My phone buzzed and thinking it was Brant, I stretched to reach it, but I dropped it.

“Fuck ‘em. Whoever it is, they can fuck off,” Kieran grumbled.

“It might be important.”

“More important than what I’m about to do to you? Again?” He pounced on me when I squirmed away from him, but I shimmied to reach the phone on the floor and picked it up.

“Hello?”

“Claire?” It was April and I’d never heard her sound so… fragile.

“Yeah, what’s up?”

“My dick,” Keiran answered and tried to wrestle the phone away from me.

“Stop it. Come on. It’s April.” I pushed at his shoulders and he froze.
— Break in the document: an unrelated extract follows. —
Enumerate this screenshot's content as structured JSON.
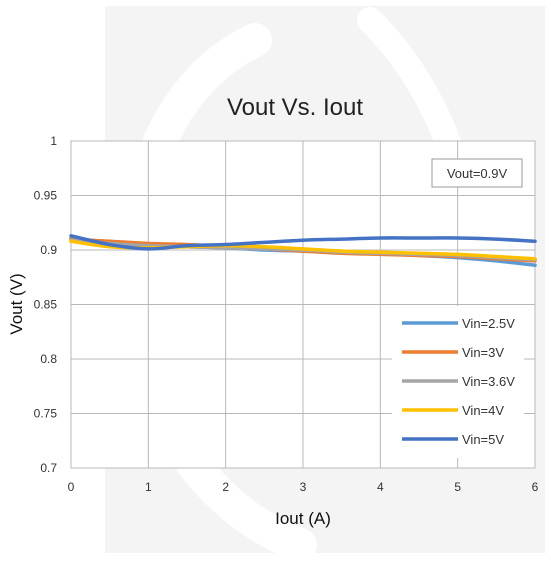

“Is he…” April began, but didn’t finish her statement. Silence reigned for a moment that seemed to last forever.

I knew what she was asking and the mean girl in me was more than happy to tell her that I had what she wanted. Not because I wanted to hurt her, but because she always got everything. And for once, I got something she wanted. For once, I was good enough.

For once, it was about me.

“Yeah.” There was so much in that one word. It was a knife, it was a balm, it was the culmination of all my doubts, and all of hers. I changed everything with that word.

Apparently, Kieran thought so too. His face had gone ashen.

Maybe he really did want her instead.

“I can’t talk,” April choked and hung up the phone.